With investment banks making headcount cuts across Asia, it’s no longer the expensive managing directors – or in-demand juniors – who are being targeted. Instead, those on the cusp of MD are falling victim to the axe – directors and executive directors are the new dispensable talent.
Senior cuts no longer means chopping the rainmakers at MD. Directors are now the most vulnerable, suggest headhunters.
“Directors and EDs definitely have the biggest pressure on them right now from a bank’s perspective as this costly group often has the lowest return on investment,” says Hubert Tam, managing partner at Hong Kong search firm Sirius Partners.
When Bank of America laid off 15 bankers and traders in Asia earlier this month, only three of them were MDs – the rest were directors and EDs.
And with other investment banks – including BNP Paribas, Goldman Sachs and J.P. Morgan – all upping their cutting of under-performing staff over the coming weeks and months, more directors will be in the firing line.
“In times like these, where pipelines and near-term prospects in Asia seem thin, banks focus on retaining ‘relationship talent’ (mainly MDs) and are often prepared to sacrifice senior ‘execution talent’ (directors) in the hope that more junior execution teams can manage the work,” adds Eliot Fisk, a former head of Asia equity capital markets syndicate at J.P. Morgan in Hong Kong. “It’s logical for their short-term business, but terrible long-term planning.”

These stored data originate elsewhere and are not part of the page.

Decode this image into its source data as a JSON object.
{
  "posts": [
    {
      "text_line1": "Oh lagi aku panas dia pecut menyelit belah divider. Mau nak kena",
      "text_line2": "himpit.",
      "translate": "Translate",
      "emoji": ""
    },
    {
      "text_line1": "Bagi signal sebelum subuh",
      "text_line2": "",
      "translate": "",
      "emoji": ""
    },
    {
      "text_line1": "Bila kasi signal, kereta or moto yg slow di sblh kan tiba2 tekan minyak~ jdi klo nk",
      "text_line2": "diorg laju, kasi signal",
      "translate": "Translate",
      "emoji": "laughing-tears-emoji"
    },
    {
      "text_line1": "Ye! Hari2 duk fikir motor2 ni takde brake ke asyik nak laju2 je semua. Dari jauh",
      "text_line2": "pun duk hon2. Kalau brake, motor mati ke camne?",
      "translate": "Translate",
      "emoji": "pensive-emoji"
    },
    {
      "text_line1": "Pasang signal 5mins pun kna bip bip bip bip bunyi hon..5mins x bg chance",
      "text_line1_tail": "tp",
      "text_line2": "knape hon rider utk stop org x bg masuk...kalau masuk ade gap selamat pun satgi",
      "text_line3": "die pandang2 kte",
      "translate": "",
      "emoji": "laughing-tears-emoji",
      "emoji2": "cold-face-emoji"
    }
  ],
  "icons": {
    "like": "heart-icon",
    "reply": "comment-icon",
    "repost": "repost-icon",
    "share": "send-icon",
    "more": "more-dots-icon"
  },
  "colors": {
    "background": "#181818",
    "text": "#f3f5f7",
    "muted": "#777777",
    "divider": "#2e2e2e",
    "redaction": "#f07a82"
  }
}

Christian Brun, Asia managing partner at search firm Wellesley Partners, says directors now find themselves “in the worst place in Hong Kong banking”. “Many are squashed between two sets of people in their teams. They have productive MDs ahead of them, who have great client skills and who the bank wants to retain. And they have ambitious VPs behind them, who could essentially do their job for less money.”
Brun says the “most vulnerable” directors are those who were “brilliant analysts and associates but aren’t now so good at client relationships, so the bank doesn’t see a long-term future for them as MDs”.
Worse still, in the current tight job market, “you have to be exceptional as a director” for a new bank to hire you, says Brun. “The problem is that if you’re a bulge bracket firm with an unwieldy headcount structure, you probably don’t want more directors or EDs joining you as they would add to the pipeline of potential MDs, which would be hugely politically unpopular with current directors,” adds Brun.
“The fact that most director candidates still list ‘MD track’ as their top priority when moving is now a huge turn-off for investment banks in Asia in this market as it will undoubtedly cause upset in existing teams,” says Nicholas Wells, managing director at search firm Webber Chase.
With large investment banks in Hong Kong closing their doors, directors will need to consider jobs at second or third-tier firms, says ex-Jefferies trader Warwick Pearmund, now a senior consultant at search firm at Bo Le Associates in Hong Kong.